Natural Tan vs Upward
Both from Sherwin-Williams's palette. Natural Tan reads as beige-greige, while Upward reads as blue — two distinct hue families, not close cousins. Natural Tan (LRV 65) reflects noticeably more light than Upward (LRV 57), a difference of 8 points that becomes especially apparent in rooms with limited natural light. Natural Tan runs warm while Upward is decidedly cool, which means they'll respond very differently to warm vs cool light sources. With a ΔE of 14.3, the contrast is hard to miss. These aren't variations on a theme — they're two different answers to the same question. Below you'll find 8 real-room photo comparisons where both colors appear side by side, plus 5 simulated room previews.
Natural Tan vs Upward in Real Spaces
8 real rooms side by side. Seeing Natural Tan and Upward in actual rooms makes the difference concrete; browse the spaces below to get a feel for how each color lives on a wall.
Living Room
In a living room, color works across both daylight and evening light — the same wall can read very differently at noon and at 8pm. The brightness difference is modest but present — Natural Tan gives the walls a little more lift.
Bedroom
The context that matters most in a bedroom is how a color reads under a bedside lamp at night, not under noon daylight. Natural Tan reads slightly lighter here — a subtle but real difference in how open the space feels.
Kitchen
In a kitchen, colors are seen under bright task lighting that amplifies undertones — what reads neutral elsewhere can show its hand here. Natural Tan reads slightly lighter here — a subtle but real difference in how open the space feels.
Bathroom
Bathrooms are one of the few spaces where you're genuinely enclosed by the paint color, which makes the choice between these two more consequential. Natural Tan reads slightly lighter here — a subtle but real difference in how open the space feels.
Home Office
The test for a home office color isn't how it looks in a quick glance — it's whether it still feels right after a full day of work. Natural Tan reads slightly lighter here — a subtle but real difference in how open the space feels.
House
Seen across an entire facade, subtle tonal differences become pronounced. What reads as nearly the same on a chip often reads as clearly different at scale. Natural Tan reads slightly lighter here — a subtle but real difference in how open the space feels.
Front Door
A front door is a focal point — small color differences read clearly at this concentrated scale. The brightness difference is modest but present — Natural Tan gives the walls a little more lift.
Kitchen Cabinets
Kitchen cabinets are constantly compared against adjacent materials, which means subtle differences between these two become much more visible. Natural Tan reads slightly lighter here — a subtle but real difference in how open the space feels.
Color Details
Natural Tan vs Upward Simulated Comparison
5 simulated room previews — drag the slider on each to see Natural Tan on one side and Upward on the other.

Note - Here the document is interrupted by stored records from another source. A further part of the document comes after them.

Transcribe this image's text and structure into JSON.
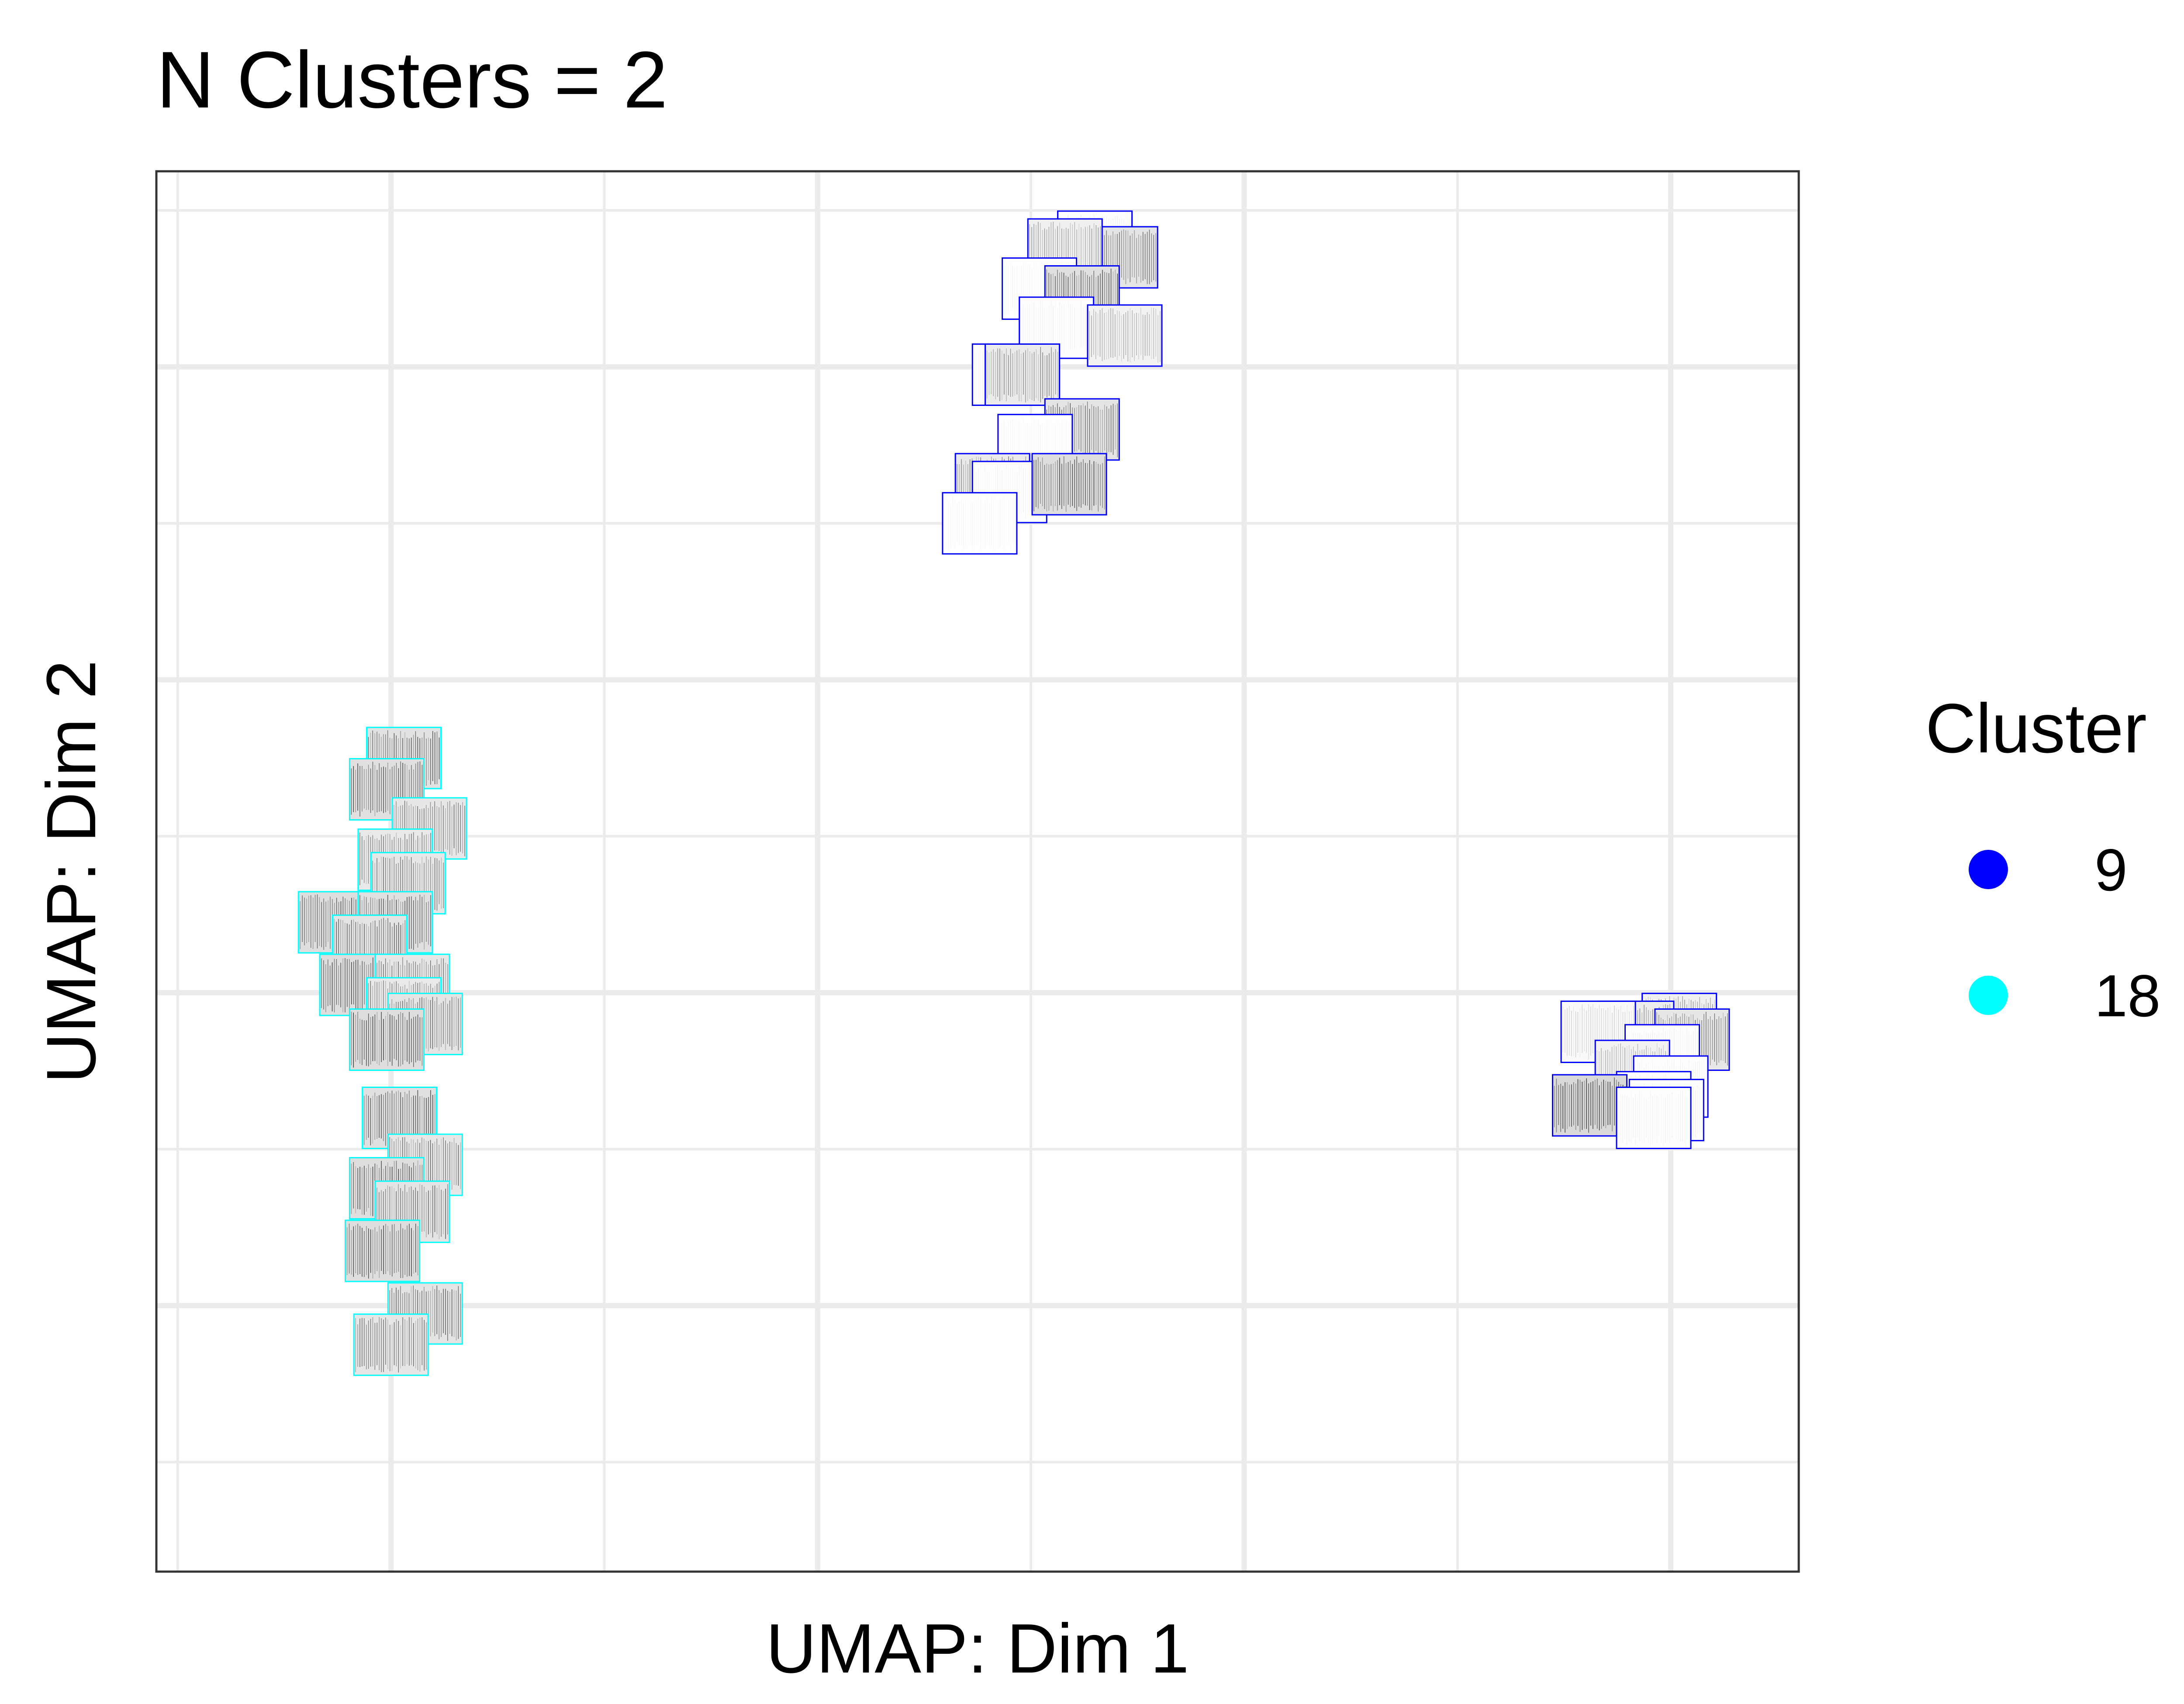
{
  "chart_data": {
    "type": "scatter",
    "title": "N Clusters = 2",
    "xlabel": "UMAP: Dim 1",
    "ylabel": "UMAP: Dim 2",
    "xlim": [
      -5.5,
      33
    ],
    "ylim": [
      -1.7,
      7.25
    ],
    "grid": true,
    "axis_ticks_labels_shown": false,
    "marker": "spectrogram-thumbnail",
    "legend": {
      "title": "Cluster",
      "position": "right",
      "entries": [
        {
          "label": "9",
          "color": "#0000ff"
        },
        {
          "label": "18",
          "color": "#00ffff"
        }
      ]
    },
    "series": [
      {
        "name": "9",
        "color": "#0000ff",
        "points": [
          {
            "x": 16.5,
            "y": 6.8,
            "shade": 0.05
          },
          {
            "x": 17.1,
            "y": 6.7,
            "shade": 0.6
          },
          {
            "x": 15.8,
            "y": 6.75,
            "shade": 0.35
          },
          {
            "x": 15.2,
            "y": 6.5,
            "shade": 0.03
          },
          {
            "x": 16.2,
            "y": 6.45,
            "shade": 0.7
          },
          {
            "x": 15.6,
            "y": 6.25,
            "shade": 0.04
          },
          {
            "x": 17.2,
            "y": 6.2,
            "shade": 0.3
          },
          {
            "x": 14.5,
            "y": 5.95,
            "shade": 0.04
          },
          {
            "x": 14.8,
            "y": 5.95,
            "shade": 0.45
          },
          {
            "x": 16.2,
            "y": 5.6,
            "shade": 0.6
          },
          {
            "x": 15.1,
            "y": 5.5,
            "shade": 0.03
          },
          {
            "x": 14.1,
            "y": 5.25,
            "shade": 0.5
          },
          {
            "x": 14.5,
            "y": 5.2,
            "shade": 0.04
          },
          {
            "x": 15.9,
            "y": 5.25,
            "shade": 0.75
          },
          {
            "x": 13.8,
            "y": 5.0,
            "shade": 0.03
          },
          {
            "x": 30.2,
            "y": 1.8,
            "shade": 0.35
          },
          {
            "x": 29.2,
            "y": 1.75,
            "shade": 0.4
          },
          {
            "x": 30.5,
            "y": 1.7,
            "shade": 0.55
          },
          {
            "x": 28.3,
            "y": 1.75,
            "shade": 0.15
          },
          {
            "x": 29.8,
            "y": 1.6,
            "shade": 0.05
          },
          {
            "x": 29.1,
            "y": 1.5,
            "shade": 0.3
          },
          {
            "x": 30.0,
            "y": 1.4,
            "shade": 0.04
          },
          {
            "x": 29.6,
            "y": 1.3,
            "shade": 0.04
          },
          {
            "x": 28.1,
            "y": 1.28,
            "shade": 0.85
          },
          {
            "x": 29.9,
            "y": 1.25,
            "shade": 0.05
          },
          {
            "x": 29.6,
            "y": 1.2,
            "shade": 0.04
          }
        ]
      },
      {
        "name": "18",
        "color": "#00ffff",
        "points": [
          {
            "x": 0.3,
            "y": 3.5,
            "shade": 0.65
          },
          {
            "x": -0.1,
            "y": 3.3,
            "shade": 0.7
          },
          {
            "x": 0.9,
            "y": 3.05,
            "shade": 0.55
          },
          {
            "x": 0.1,
            "y": 2.85,
            "shade": 0.5
          },
          {
            "x": 0.4,
            "y": 2.7,
            "shade": 0.55
          },
          {
            "x": -1.3,
            "y": 2.45,
            "shade": 0.75
          },
          {
            "x": 0.1,
            "y": 2.45,
            "shade": 0.7
          },
          {
            "x": -0.5,
            "y": 2.3,
            "shade": 0.6
          },
          {
            "x": -0.8,
            "y": 2.05,
            "shade": 0.75
          },
          {
            "x": 0.5,
            "y": 2.05,
            "shade": 0.55
          },
          {
            "x": 0.3,
            "y": 1.9,
            "shade": 0.5
          },
          {
            "x": 0.8,
            "y": 1.8,
            "shade": 0.6
          },
          {
            "x": -0.1,
            "y": 1.7,
            "shade": 0.75
          },
          {
            "x": 0.2,
            "y": 1.2,
            "shade": 0.7
          },
          {
            "x": 0.8,
            "y": 0.9,
            "shade": 0.55
          },
          {
            "x": -0.1,
            "y": 0.75,
            "shade": 0.75
          },
          {
            "x": 0.5,
            "y": 0.6,
            "shade": 0.6
          },
          {
            "x": -0.2,
            "y": 0.35,
            "shade": 0.75
          },
          {
            "x": 0.8,
            "y": -0.05,
            "shade": 0.6
          },
          {
            "x": 0.0,
            "y": -0.25,
            "shade": 0.55
          }
        ]
      }
    ]
  }
}
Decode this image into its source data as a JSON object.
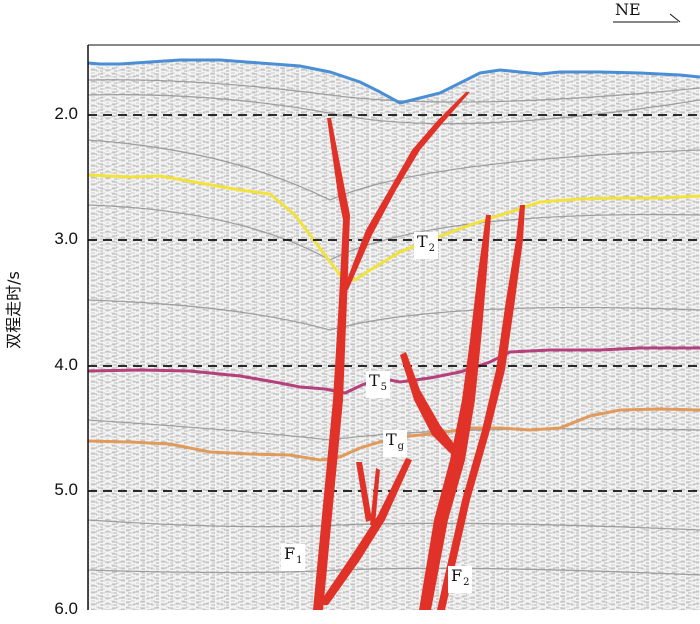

Digital color is approximate. These simulations are generated from the manufacturer's hex values and overlaid on grayscale room photos — your screen's calibration, brightness, and viewing angle all affect how they render. Before committing to either color, test physical samples in your own space under the light you actually live with.
More Natural Tan comparisons
See how Natural Tan stacks up against other well-photographed colors across different brands and tones.